When Phosphorus (P) is bonded to three elements, and double bonded to one, how is P sp^3 hybridized? sp^3 hybridization only offers 4 orbitals, yet there are 5 bonds. McMurry's Organic Chemistry textbook says the bond angles are similar to a tetrahedral configuration, and that is why P is sp^3 hybridized in that situation. I understand P is capable of forming a different number of bonds depending on what molecule it is a part of.

 

How can I determine the hybridization of P in a molecule?
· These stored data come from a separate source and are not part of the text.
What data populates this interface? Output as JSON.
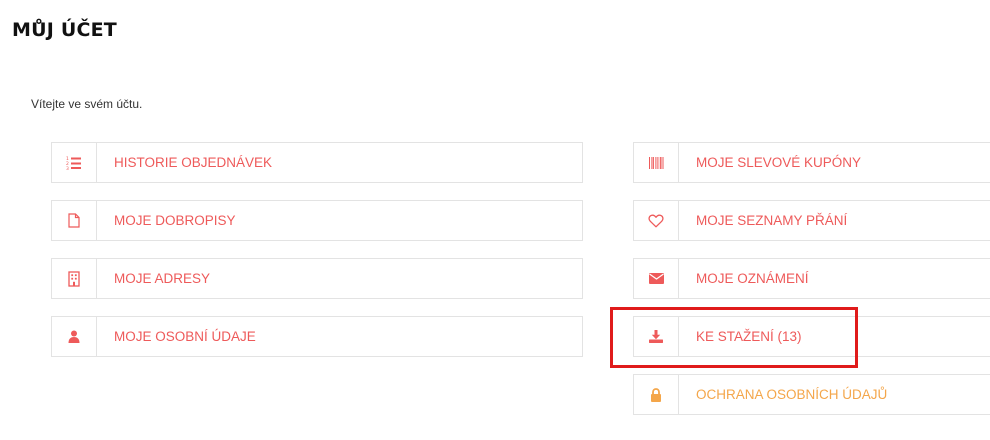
{
  "page": {
    "title": "MŮJ ÚČET",
    "welcome": "Vítejte ve svém účtu."
  },
  "theme": {
    "accent": "#ee5a5a",
    "privacy_accent": "#f4a64a",
    "highlight": "#e01b1b",
    "border": "#e3e3e3"
  },
  "menu": {
    "left": [
      {
        "label": "HISTORIE OBJEDNÁVEK",
        "icon": "list-ordered-icon"
      },
      {
        "label": "MOJE DOBROPISY",
        "icon": "file-icon"
      },
      {
        "label": "MOJE ADRESY",
        "icon": "building-icon"
      },
      {
        "label": "MOJE OSOBNÍ ÚDAJE",
        "icon": "user-icon"
      }
    ],
    "right": [
      {
        "label": "MOJE SLEVOVÉ KUPÓNY",
        "icon": "barcode-icon"
      },
      {
        "label": "MOJE SEZNAMY PŘÁNÍ",
        "icon": "heart-icon"
      },
      {
        "label": "MOJE OZNÁMENÍ",
        "icon": "envelope-icon"
      },
      {
        "label": "KE STAŽENÍ (13)",
        "icon": "download-icon"
      },
      {
        "label": "OCHRANA OSOBNÍCH ÚDAJŮ",
        "icon": "lock-icon"
      }
    ]
  }
}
Edited June 2, 2014 by DariushS

[studiot]

Phosphorus, ground state.

 

1s²2s²2p⁶3s²3p³3d⁰

 

So phosphorus has 5 electrons in the third shell. This makes the empty 3d orbital available for hybridsation.

 

This is called the expanded octet. In the case of POCl₃ the octet is expanded to 10 this way.

 

Note that resonance is possible with alternate partially polar forms of bonding and an octet.

[hypervalent_iodine]

Phosphorus, ground state.

 

1s²2s²2p⁶3s²3p³3d⁰

 

So phosphorus has 5 electrons in the third shell. This makes the empty 3d orbital available for hybridsation.

 

This is called the expanded octet. In the case of POCl₃ the octet is expanded to 10 this way.

 

Note that resonance is possible with alternate partially polar forms of bonding and an octet.

 

This is a little pedantic of me, but it is a pet peeve. The d orbitals have very little / nothing to do with hypervalent bonding. The ability for certain atoms to possess an 'expanded octet' is accounted for by applications of molecular orbital theory and the associated quantum mechanical calculations (for example, 3c-4e bonds). The competing theory of d-orbital hybridisation is a nice and easy to understand concept for undergrads (and honestly, the distinction is probably not going to be relevant to anyone except for the poor souls such as myself who go on to do research involving hypervalent compounds), but it has been outdated since about the 90's or earlier.